NREL researcher Eric Jarvis took another approach to genetically manipulating algal pathways for increased lipid production. Previous research had resulted in the cloning and characterization of the uppl gene from C. cryptica (described in Section II. B.2.h.). This gene codes for a fusion protein containing the activities for UDPglucose pyrophosphorylase and phosphoglucomutase, two key enzymes in the production of chrysolaminarin. It was postulated that decreasing expression of the uppl gene could result in a decrease in the proportion of newly assimilated carbon into the carbohydrate synthesis pathways, and consequently increase the flow of carbon to lipids.

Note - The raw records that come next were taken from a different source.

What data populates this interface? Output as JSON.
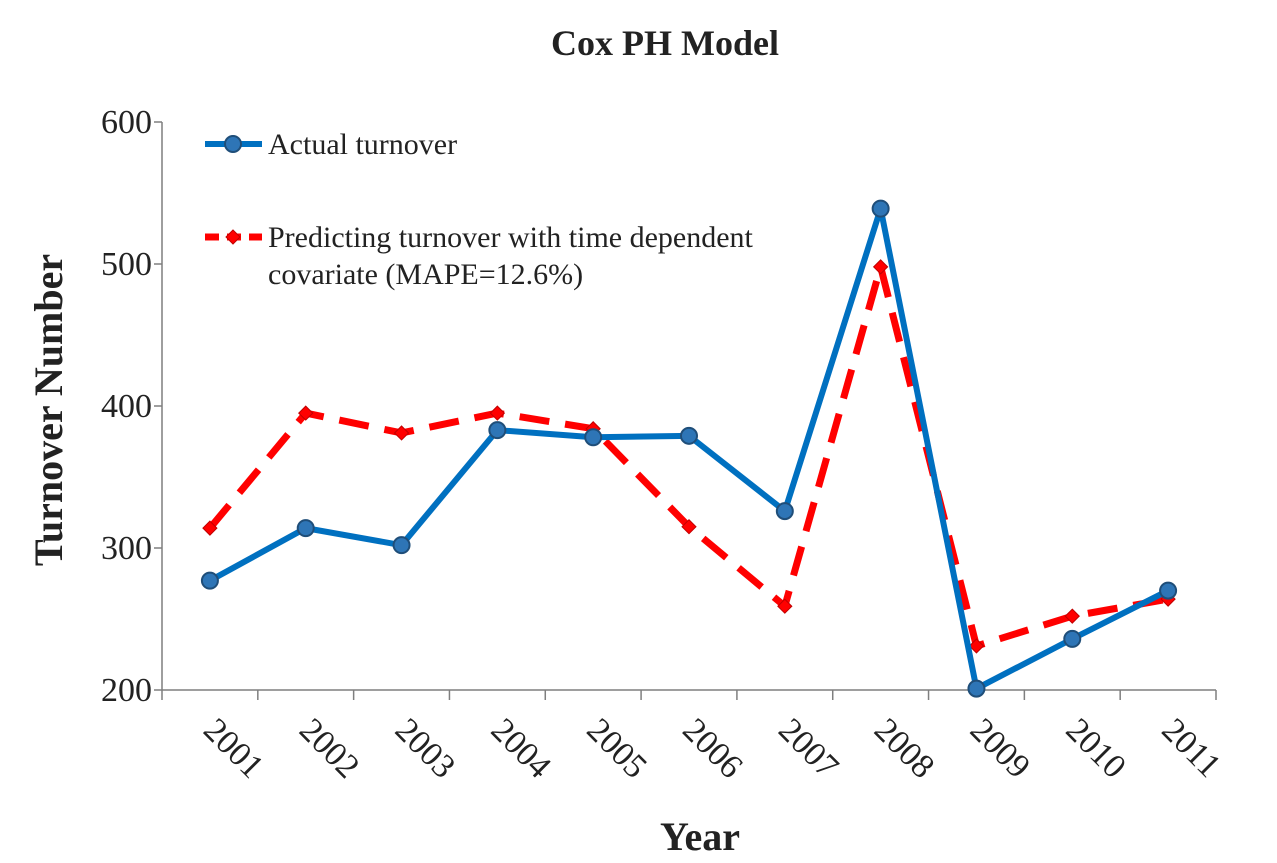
{
  "chart_data": {
    "type": "line",
    "title": "Cox PH Model",
    "xlabel": "Year",
    "ylabel": "Turnover Number",
    "categories": [
      "2001",
      "2002",
      "2003",
      "2004",
      "2005",
      "2006",
      "2007",
      "2008",
      "2009",
      "2010",
      "2011"
    ],
    "ylim": [
      200,
      600
    ],
    "yticks": [
      "200",
      "300",
      "400",
      "500",
      "600"
    ],
    "grid": false,
    "legend_position": "top-left",
    "series": [
      {
        "name": "Actual turnover",
        "values": [
          277,
          314,
          302,
          383,
          378,
          379,
          326,
          539,
          201,
          236,
          270
        ],
        "color": "#0070C0",
        "style": "solid",
        "marker": "circle"
      },
      {
        "name": "Predicting turnover with time dependent covariate (MAPE=12.6%)",
        "legend_lines": [
          "Predicting turnover with time dependent",
          "covariate (MAPE=12.6%)"
        ],
        "values": [
          314,
          395,
          381,
          395,
          384,
          315,
          259,
          498,
          231,
          252,
          264
        ],
        "color": "#FF0000",
        "style": "dashed",
        "marker": "diamond"
      }
    ]
  }
}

Two techniques that are becoming widely used for gene inactivation are ribozymes and antisense RNA. Dr. Jarvis spent 6 months working at Ribozyme Pharmaceuticals, Inc., a biotechnology company in Boulder, Colorado, learning about these new methods. Antisense RNA is a method

in which a cell is transformed with a synthetic gene that produces an RNA sequence complimentary to a specific mRNA. Although the exact mechanism is not clear, the antisense RNA prevents translation from its complimentary mRNA, effectively lowering the level of that particular protein in the cell. Ribozymes are also RNA molecules produced by synthetic genes that can bind to, and cleave, very specific RNA sequences. Ribozymes can be designed to degrade specific mRNA molecules, effectively decreasing expression of a specific gene.

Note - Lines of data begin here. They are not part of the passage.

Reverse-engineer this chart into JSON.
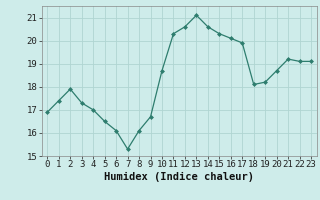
{
  "x": [
    0,
    1,
    2,
    3,
    4,
    5,
    6,
    7,
    8,
    9,
    10,
    11,
    12,
    13,
    14,
    15,
    16,
    17,
    18,
    19,
    20,
    21,
    22,
    23
  ],
  "y": [
    16.9,
    17.4,
    17.9,
    17.3,
    17.0,
    16.5,
    16.1,
    15.3,
    16.1,
    16.7,
    18.7,
    20.3,
    20.6,
    21.1,
    20.6,
    20.3,
    20.1,
    19.9,
    18.1,
    18.2,
    18.7,
    19.2,
    19.1,
    19.1
  ],
  "line_color": "#2e7d6e",
  "marker": "D",
  "marker_size": 2,
  "bg_color": "#ceecea",
  "grid_color": "#b0d5d2",
  "xlabel": "Humidex (Indice chaleur)",
  "ylim": [
    15,
    21.5
  ],
  "xlim": [
    -0.5,
    23.5
  ],
  "yticks": [
    15,
    16,
    17,
    18,
    19,
    20,
    21
  ],
  "xticks": [
    0,
    1,
    2,
    3,
    4,
    5,
    6,
    7,
    8,
    9,
    10,
    11,
    12,
    13,
    14,
    15,
    16,
    17,
    18,
    19,
    20,
    21,
    22,
    23
  ],
  "label_fontsize": 7.5,
  "tick_fontsize": 6.5
}
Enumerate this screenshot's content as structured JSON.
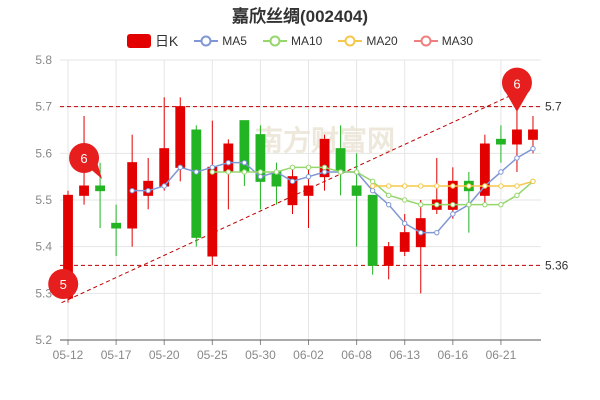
{
  "title": "嘉欣丝绸(002404)",
  "legend": [
    {
      "label": "日K",
      "color": "#e30000",
      "kind": "candle"
    },
    {
      "label": "MA5",
      "color": "#7f97d4",
      "kind": "line"
    },
    {
      "label": "MA10",
      "color": "#95d66d",
      "kind": "line"
    },
    {
      "label": "MA20",
      "color": "#f5c74a",
      "kind": "line"
    },
    {
      "label": "MA30",
      "color": "#ef7f7f",
      "kind": "line"
    }
  ],
  "colors": {
    "up": "#e30000",
    "down": "#22b422",
    "grid": "#e6e6e6",
    "axis": "#888888",
    "ref": "#c00000"
  },
  "watermark": "南方财富网",
  "chart_data": {
    "type": "candlestick",
    "ylim": [
      5.2,
      5.8
    ],
    "yticks": [
      "5.2",
      "5.3",
      "5.4",
      "5.5",
      "5.6",
      "5.7",
      "5.8"
    ],
    "xtick_labels": [
      "05-12",
      "05-17",
      "05-20",
      "05-25",
      "05-30",
      "06-02",
      "06-08",
      "06-13",
      "06-16",
      "06-21"
    ],
    "xtick_indices": [
      0,
      3,
      6,
      9,
      12,
      15,
      18,
      21,
      24,
      27
    ],
    "candles": [
      {
        "date": "05-12",
        "open": 5.29,
        "close": 5.51,
        "high": 5.52,
        "low": 5.28
      },
      {
        "date": "05-13",
        "open": 5.51,
        "close": 5.53,
        "high": 5.68,
        "low": 5.49
      },
      {
        "date": "05-16",
        "open": 5.53,
        "close": 5.52,
        "high": 5.58,
        "low": 5.44
      },
      {
        "date": "05-17",
        "open": 5.45,
        "close": 5.44,
        "high": 5.49,
        "low": 5.38
      },
      {
        "date": "05-18",
        "open": 5.44,
        "close": 5.58,
        "high": 5.64,
        "low": 5.4
      },
      {
        "date": "05-19",
        "open": 5.51,
        "close": 5.54,
        "high": 5.59,
        "low": 5.48
      },
      {
        "date": "05-20",
        "open": 5.53,
        "close": 5.61,
        "high": 5.72,
        "low": 5.52
      },
      {
        "date": "05-23",
        "open": 5.57,
        "close": 5.7,
        "high": 5.72,
        "low": 5.54
      },
      {
        "date": "05-24",
        "open": 5.65,
        "close": 5.42,
        "high": 5.66,
        "low": 5.4
      },
      {
        "date": "05-25",
        "open": 5.38,
        "close": 5.57,
        "high": 5.67,
        "low": 5.36
      },
      {
        "date": "05-26",
        "open": 5.56,
        "close": 5.62,
        "high": 5.63,
        "low": 5.48
      },
      {
        "date": "05-27",
        "open": 5.67,
        "close": 5.56,
        "high": 5.67,
        "low": 5.53
      },
      {
        "date": "05-30",
        "open": 5.64,
        "close": 5.54,
        "high": 5.66,
        "low": 5.48
      },
      {
        "date": "05-31",
        "open": 5.56,
        "close": 5.53,
        "high": 5.58,
        "low": 5.49
      },
      {
        "date": "06-01",
        "open": 5.49,
        "close": 5.55,
        "high": 5.57,
        "low": 5.47
      },
      {
        "date": "06-02",
        "open": 5.51,
        "close": 5.53,
        "high": 5.57,
        "low": 5.44
      },
      {
        "date": "06-06",
        "open": 5.55,
        "close": 5.63,
        "high": 5.64,
        "low": 5.52
      },
      {
        "date": "06-07",
        "open": 5.61,
        "close": 5.56,
        "high": 5.66,
        "low": 5.51
      },
      {
        "date": "06-08",
        "open": 5.53,
        "close": 5.51,
        "high": 5.6,
        "low": 5.4
      },
      {
        "date": "06-09",
        "open": 5.51,
        "close": 5.36,
        "high": 5.51,
        "low": 5.34
      },
      {
        "date": "06-10",
        "open": 5.36,
        "close": 5.4,
        "high": 5.41,
        "low": 5.33
      },
      {
        "date": "06-13",
        "open": 5.39,
        "close": 5.43,
        "high": 5.47,
        "low": 5.38
      },
      {
        "date": "06-14",
        "open": 5.4,
        "close": 5.46,
        "high": 5.5,
        "low": 5.3
      },
      {
        "date": "06-15",
        "open": 5.48,
        "close": 5.5,
        "high": 5.59,
        "low": 5.47
      },
      {
        "date": "06-16",
        "open": 5.48,
        "close": 5.54,
        "high": 5.57,
        "low": 5.46
      },
      {
        "date": "06-17",
        "open": 5.54,
        "close": 5.52,
        "high": 5.56,
        "low": 5.43
      },
      {
        "date": "06-20",
        "open": 5.51,
        "close": 5.62,
        "high": 5.64,
        "low": 5.49
      },
      {
        "date": "06-21",
        "open": 5.63,
        "close": 5.62,
        "high": 5.66,
        "low": 5.58
      },
      {
        "date": "06-22",
        "open": 5.62,
        "close": 5.65,
        "high": 5.73,
        "low": 5.56
      },
      {
        "date": "06-23",
        "open": 5.63,
        "close": 5.65,
        "high": 5.68,
        "low": 5.6
      }
    ],
    "series": [
      {
        "name": "MA5",
        "values": [
          null,
          null,
          null,
          null,
          5.52,
          5.52,
          5.53,
          5.57,
          5.56,
          5.57,
          5.58,
          5.58,
          5.55,
          5.56,
          5.54,
          5.55,
          5.56,
          5.56,
          5.56,
          5.52,
          5.49,
          5.45,
          5.43,
          5.43,
          5.47,
          5.49,
          5.53,
          5.56,
          5.59,
          5.61
        ]
      },
      {
        "name": "MA10",
        "values": [
          null,
          null,
          null,
          null,
          null,
          null,
          null,
          null,
          null,
          5.56,
          5.56,
          5.56,
          5.56,
          5.56,
          5.57,
          5.57,
          5.57,
          5.56,
          5.56,
          5.54,
          5.51,
          5.5,
          5.49,
          5.49,
          5.49,
          5.49,
          5.49,
          5.49,
          5.51,
          5.54
        ]
      },
      {
        "name": "MA20",
        "values": [
          null,
          null,
          null,
          null,
          null,
          null,
          null,
          null,
          null,
          null,
          null,
          null,
          null,
          null,
          null,
          null,
          null,
          null,
          null,
          5.53,
          5.53,
          5.53,
          5.53,
          5.53,
          5.53,
          5.53,
          5.53,
          5.53,
          5.53,
          5.54
        ]
      }
    ],
    "reference_lines": [
      {
        "value": 5.7,
        "label": "5.7"
      },
      {
        "value": 5.36,
        "label": "5.36"
      }
    ],
    "markers": [
      {
        "index": 0,
        "value": 5.32,
        "label": "5",
        "pin": "round"
      },
      {
        "index": 1,
        "value": 5.59,
        "label": "6",
        "pin": "right"
      },
      {
        "index": 28,
        "value": 5.75,
        "label": "6",
        "pin": "down"
      }
    ],
    "trend_line": {
      "from": {
        "index": 0,
        "value": 5.28
      },
      "to": {
        "index": 28,
        "value": 5.73
      }
    }
  }
}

Several ribozymes sequences designed to cleave uppl RNA were constructed based on computer predictions of the secondary structure of the target RNA. The ribozyme constructs were shown to specifically cleave the target RNA in vitro. The ribozyme sequences were then inserted into the pACCNPT10 vector in the untranslated acc1 sequence between the nptII stop codon and the acc1 termination sequence (see Figure II. B.8). C. cryptica T13L was transformed with these vectors as described earlier and transformants were selected based on acquired resistance to G418. Extracts were made of the transformed strains and analyzed for UGPase activity. Unfortunately, insertion of the ribozyme sequences did not result in detectable decreases in UGPase expression. Although these initial experiments were unsuccessful, gene inactivation technologies acquired during this project seemed a promising approach for manipulation of algal lipid synthesis pathways. At the time project funding was terminated, work was in progress to continue with the ribozyme experiments and to test antisense RNA constructs as an additional method for inactivating algal pathways.